B&N itself has a visibility problem.
|
Certainly there is a major selection problem. Readers have to wade through too much garbage to find the books they want to read. Amazon has brought that on with their business model of pushing the maintenance of their book database on to the "publishers" which in many cases is just people trying to scam the system.
Certainly, the publishers could do a lot more to market their authors. Tor does a pretty good job with the weekly newsletter. Baen did a great job back when Jim Baen was still alive.
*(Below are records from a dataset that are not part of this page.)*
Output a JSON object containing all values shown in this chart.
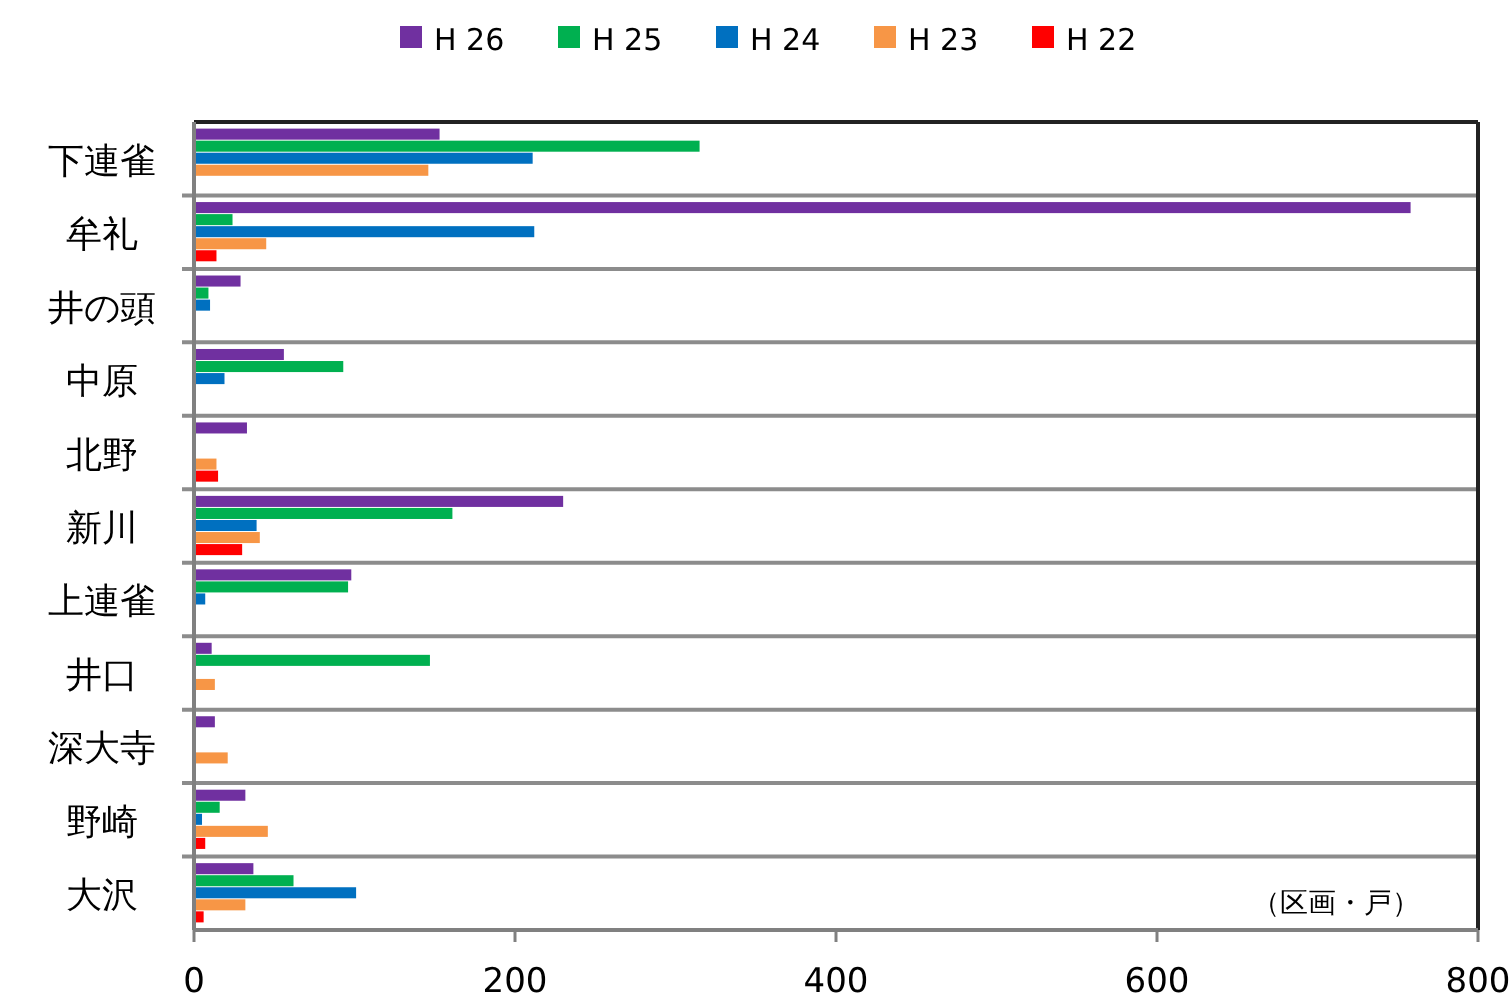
{
  "chart_data": {
    "type": "bar",
    "orientation": "horizontal",
    "categories": [
      "下連雀",
      "牟礼",
      "井の頭",
      "中原",
      "北野",
      "新川",
      "上連雀",
      "井口",
      "深大寺",
      "野崎",
      "大沢"
    ],
    "series": [
      {
        "name": "H 26",
        "color": "#7030a0",
        "values": [
          153,
          758,
          29,
          56,
          33,
          230,
          98,
          11,
          13,
          32,
          37
        ]
      },
      {
        "name": "H 25",
        "color": "#00b050",
        "values": [
          315,
          24,
          9,
          93,
          null,
          161,
          96,
          147,
          null,
          16,
          62
        ]
      },
      {
        "name": "H 24",
        "color": "#0070c0",
        "values": [
          211,
          212,
          10,
          19,
          null,
          39,
          7,
          null,
          null,
          5,
          101
        ]
      },
      {
        "name": "H 23",
        "color": "#f79646",
        "values": [
          146,
          45,
          null,
          null,
          14,
          41,
          null,
          13,
          21,
          46,
          32
        ]
      },
      {
        "name": "H 22",
        "color": "#ff0000",
        "values": [
          null,
          14,
          null,
          null,
          15,
          30,
          null,
          null,
          null,
          7,
          6
        ]
      }
    ],
    "xlim": [
      0,
      800
    ],
    "xticks": [
      0,
      200,
      400,
      600,
      800
    ],
    "grid": "y",
    "legend": "top",
    "annotations": [
      "（区画・戸）"
    ]
  }
}
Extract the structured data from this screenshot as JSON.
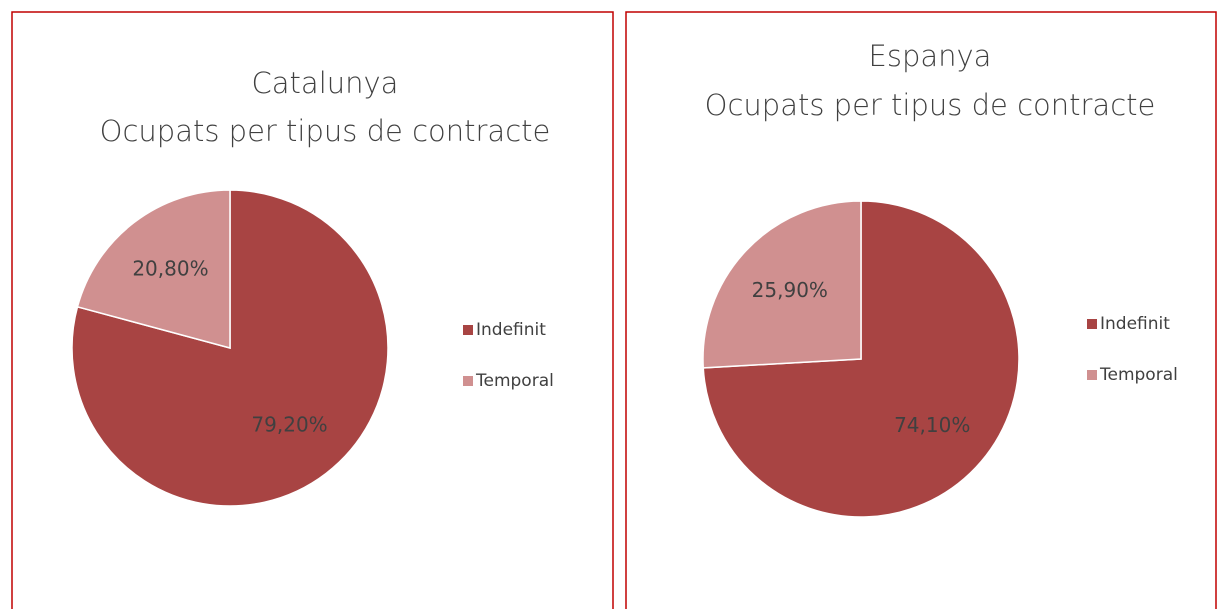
{
  "chart_data": [
    {
      "type": "pie",
      "title": "Catalunya",
      "subtitle": "Ocupats per tipus de contracte",
      "categories": [
        "Indefinit",
        "Temporal"
      ],
      "values": [
        79.2,
        20.8
      ],
      "value_labels": [
        "79,20%",
        "20,80%"
      ],
      "colors": [
        "#a84443",
        "#d09090"
      ],
      "legend": "right"
    },
    {
      "type": "pie",
      "title": "Espanya",
      "subtitle": "Ocupats per tipus de contracte",
      "categories": [
        "Indefinit",
        "Temporal"
      ],
      "values": [
        74.1,
        25.9
      ],
      "value_labels": [
        "74,10%",
        "25,90%"
      ],
      "colors": [
        "#a84443",
        "#d09090"
      ],
      "legend": "right"
    }
  ]
}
There are occasional authors who do a good job of marketing themselves, but the big issue is that marketing is a huge time sink that takes away from writing. Even the authors who once were very active on that front seem to drift away. People like David Weber and Jim Butcher have fairly extensive web sites, but both seem to have turned that over to third parties and rarely engage anymore.
The publishers biggest issue is that the book stores are their direct customers, not the readers, so they don't really have direct access to the readers. In the ebook business, Amazon has access to the customers and jealously guards that monopoly. Unfortunately, they are focused on pushing books that they want to sell rather than letting me find books that I want to buy.
It seems to me that the most straight forward tool that any author would want is a tool that notifies anyone who signs up when they have a new book. Next would be a tool that lists what books an author has available and links to where you can buy them. The issue with both tools is critical mass and maintaining the database. That's why I mentioned in my previous message that if I were the publishers I would put together a joint database with the other publishers of all the books that were available and let people mine that database.